Vice n virtue
Saeedullah Safi in the Irish Times on the demolition of women’s rights in Afghanistan:
“My voice is now a crime,” says Mariam, a teacher from Kabul province. Speaking over a shaky WhatsApp connection, Mariam (whose name has been changed for her safety) describes her life as a woman under new Taliban rules. “I am terrified to leave my house,” she says. “Not because I fear the violence in the streets, but because I fear my own voice might betray me.”
Last week, the Taliban’s supreme leader Hibatullah Akhundzada, approved new “vice and virtue” laws, which include a total ban on women’s voices in public and further restrictions on their presence outside the home.
Because, you see, if a man hears a woman’s voice it makes him think about fucking, while if he doesn’t hear a woman’s voice he will be able to keep his thoughts fixed on The Prophet. Or cricket. Or something that’s not fucking.
Women are no longer allowed to work in most sectors, attend secondary school, or visit public parks. Following the new decrees, they are now also forbidden from showing their faces or being heard in public. The Taliban’s justification: women’s voices and faces are potential instruments of vice, leading men into temptation.
Because women’s voices make men think about fucking. What’s so hard to understand?
This silence is not just a metaphorical one. The Taliban have made it literal, with new rules that ban women from singing, reading aloud or even speaking in their own homes if their voices can be heard by men outside. The consequences for disobedience are severe – women who violate these rules can be detained and punished at the discretion of Taliban officials.
It has to be this way, because women make men think about fucking.
That’s one of the biggest problems with religion: they turn ordinary activities into sin. There’s nothing inherently wrong in sex, and it’s only because men want to control women that we think there’s anything wrong with sex outside of marriage. It’s a normal process; birds do it, bees do it, trees do it. We aren’t the only species where males try to control females, but that doesn’t mean it’s okay to do that.

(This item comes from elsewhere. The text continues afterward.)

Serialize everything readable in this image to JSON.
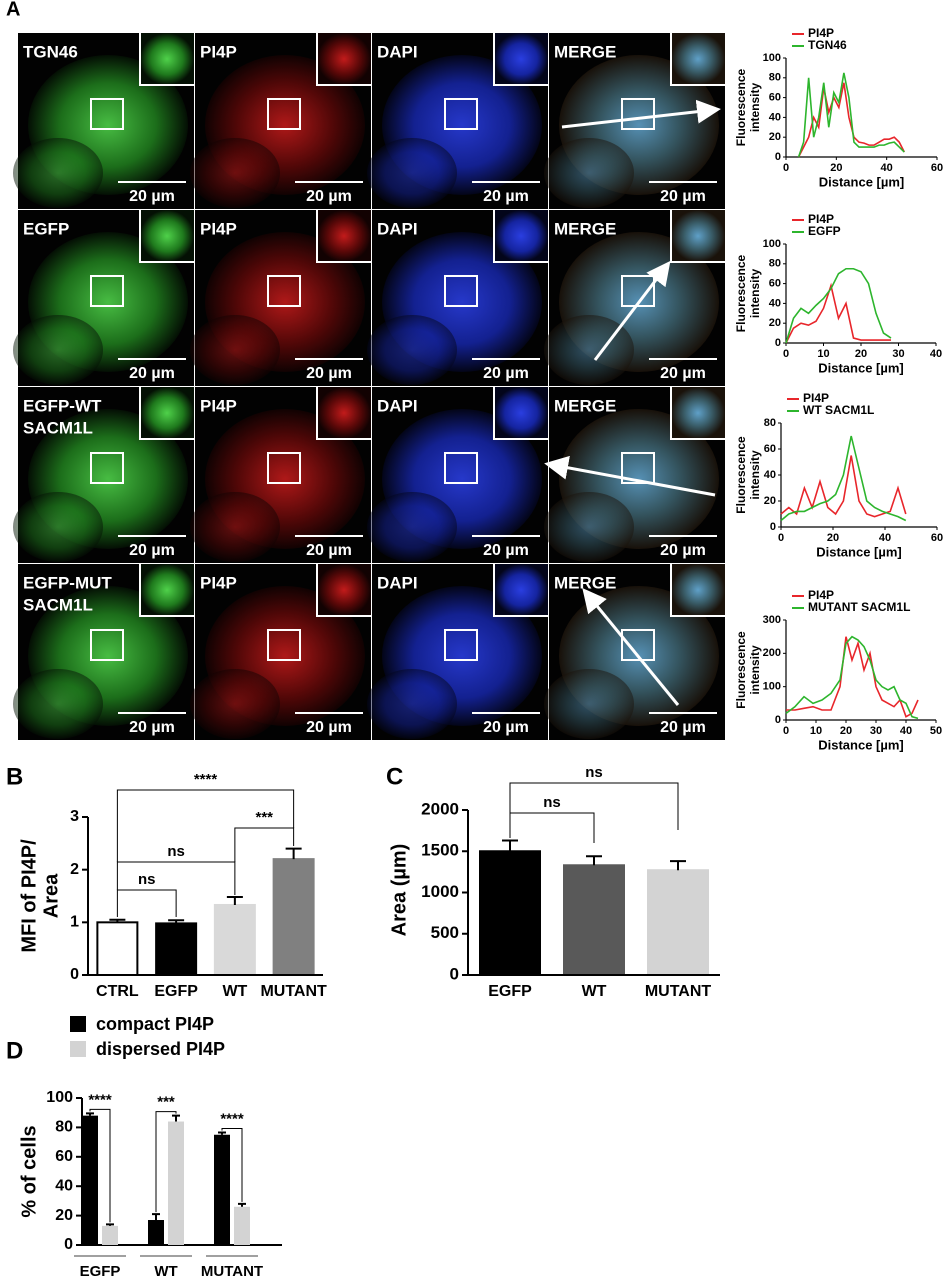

Religion has worked to control what and when you eat, where and when you have sex, and by the means of controlling these basic activities, they have managed to control humans for a long time. If you can control behaviors that are as natural as those, you can control almost anything.
I thank god every day that I slipped the chains, and no longer feel the need to believe in rigid dogma. Actually, I don’t thank god, of course…I thank my grandmother, who got me my first big-person bible at the age of ten. I’m sure she never imagined that reading her gift would lead me toward doubt.
Aka it’s because men want to make sure women don’t get pregnant by Other Men, saddling them (the men) with all the expenses and none of the passing on of the genes.
There is an excellent Swedish industrial/gothic music project, who despite some questionable ethics, has an outstanding song celebrating “ the Seven Deadly Sins”. Ordo Rosarius.
https://www.stlyrics.com/songs/o/ordorosariusequilibrio25088/watchingluciferwanderthroughthesweetdewof2046099.html
Certainty of paternity may be the ultimate material basis of the imperative for sexual control, but it does not account for religious taboos on non-procreative sexual acts. Possibly they are Gouldian spandrels emerging from cross firing of the supposed exchange instinct asserted to be disclosed by evolutionary psychologists’ study of Wason test experiments. Once humans have acquired the intellectual sophistication to recognise sexual pleasure as an inducement to reproduction, non-reproductive sex becomes a potential trgger for guilt/shame at cheating nature or Nature personified as a god. Religion as an institution then seizes on that guilt as a means of social control and incorporates it into a meme matrix. This appears still more plausible if you recall the prevalence of the cliched campaign trail barb “If he cheats on his wife, he’ll cheat on the country”.
IIRC it was Stephen Budiansky who attributed many religious impulses to a human instinct to bargain even if there is no counterparty with whom to strike a deal (fasting, human sacrifice, …) just as a beaver will attempt to build a dam in response to the mere sound of running water.
It was not always so.
Anahita Ratebzad, one of the first women elected to the Afghan parliament and deputy head of state from 1980 to 1986.
Remind me again who aided the rise of Islamists and the overthrow of Afghanistan’s secular government.
https://en.wikipedia.org/wiki/Anahita_Ratebzad
If only God had not made that primeval and unforced error of creating that damned talking snake and plonking it smack-bang in the Garden of Eden, where it could corrupt God’s prize creation and lead us all astray! All the wars, thefts, assaults, murders, Talibans, etc, etc, etc throughout history have been the result of that one disastrous decision by our omnipotent and omniscient Creator. But will He admit, or even ponder, His own diastrous role in it all? Not until every last star has fallen out of the sky; not until every last Talibanite has seen the error of his ways.
Here endeth the lesson.
[…] a comment by Alan Peakall on Vice n […]
Really interesting point about “a human instinct to bargain even if there is no counterparty with whom to strike a deal” – I catch myself doing that all the time. Not actual bargaining I suppose but bargaining-in-the-head – “if I ___ then maybe ___” and on it goes, until I notice and roll my eyes at myself.